La selezione naturale è un processo che automaticamente trova ragioni; "scopre", "approva" e "mette a fuoco" ragioni nel corso di molte generazioni. Le virgolette servono a ricordarci che la selezione naturale è priva di mente, non ha ragioni di per sé, ma ha nondimeno la competenza necessaria per svolgere questo "compito" di miglioramento progettuale. Θ proprio un esempio di competenza senza comprensione. Assicuriamoci di sapere come fare a eliminare le virgolette. Consideriamo una popolazione caratterizzata da una notevole variazione. Alcuni membri se la cavano bene (riescono a riprodursi), la maggior parte no.

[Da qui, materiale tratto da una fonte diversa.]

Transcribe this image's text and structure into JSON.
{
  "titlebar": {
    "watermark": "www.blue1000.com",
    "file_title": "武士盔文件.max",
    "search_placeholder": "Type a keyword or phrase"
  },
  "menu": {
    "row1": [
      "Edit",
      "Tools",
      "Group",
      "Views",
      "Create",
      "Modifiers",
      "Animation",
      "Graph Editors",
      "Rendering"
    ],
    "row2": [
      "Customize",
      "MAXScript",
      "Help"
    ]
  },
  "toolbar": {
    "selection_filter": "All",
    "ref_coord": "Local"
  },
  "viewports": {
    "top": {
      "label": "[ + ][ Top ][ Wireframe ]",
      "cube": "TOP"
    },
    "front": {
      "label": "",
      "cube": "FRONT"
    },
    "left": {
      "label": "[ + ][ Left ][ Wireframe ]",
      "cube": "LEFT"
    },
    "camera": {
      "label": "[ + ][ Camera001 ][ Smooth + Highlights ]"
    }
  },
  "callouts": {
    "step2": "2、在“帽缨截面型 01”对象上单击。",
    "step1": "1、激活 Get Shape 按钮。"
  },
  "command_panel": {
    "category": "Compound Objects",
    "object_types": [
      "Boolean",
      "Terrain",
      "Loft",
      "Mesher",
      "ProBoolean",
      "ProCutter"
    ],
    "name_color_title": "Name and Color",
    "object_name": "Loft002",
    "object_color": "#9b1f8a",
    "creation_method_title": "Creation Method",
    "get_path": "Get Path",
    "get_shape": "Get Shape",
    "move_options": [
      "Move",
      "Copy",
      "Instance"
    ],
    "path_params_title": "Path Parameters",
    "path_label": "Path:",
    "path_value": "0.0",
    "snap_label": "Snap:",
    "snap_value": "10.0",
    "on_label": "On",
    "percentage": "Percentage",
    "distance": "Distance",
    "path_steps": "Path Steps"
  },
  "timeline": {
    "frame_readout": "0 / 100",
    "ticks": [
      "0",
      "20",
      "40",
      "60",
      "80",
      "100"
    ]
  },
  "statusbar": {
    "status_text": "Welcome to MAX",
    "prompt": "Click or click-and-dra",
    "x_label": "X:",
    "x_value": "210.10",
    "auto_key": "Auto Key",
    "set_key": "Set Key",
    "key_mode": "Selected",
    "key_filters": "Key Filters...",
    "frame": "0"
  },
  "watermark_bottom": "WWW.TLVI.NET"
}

In entrambi i casi, possiamo domandarci perché. Perché questo è morto lasciando discendenti vivi e questi altri no? Spesso, nella maggioranza dei casi, non c'è alcuna ragione: è solo questione di fortuna, o di sfortuna. Tuttavia, se in un certo numero di casi, anche molto piccolo, c'è invece una differenza che conta, allora ciò che hanno in comune quei casi fornisce un germe di ragione. Ciò permette alla funzionalità di accumularsi grazie a un processo che insegue ciecamente le ragioni, creando cose che hanno scopi, ma non hanno bisogno di conoscerli. Nella biosfera regna il principio della "necessità di sapere" e la selezione naturale di per sé non ha bisogno di sapere che cosa sta facendo.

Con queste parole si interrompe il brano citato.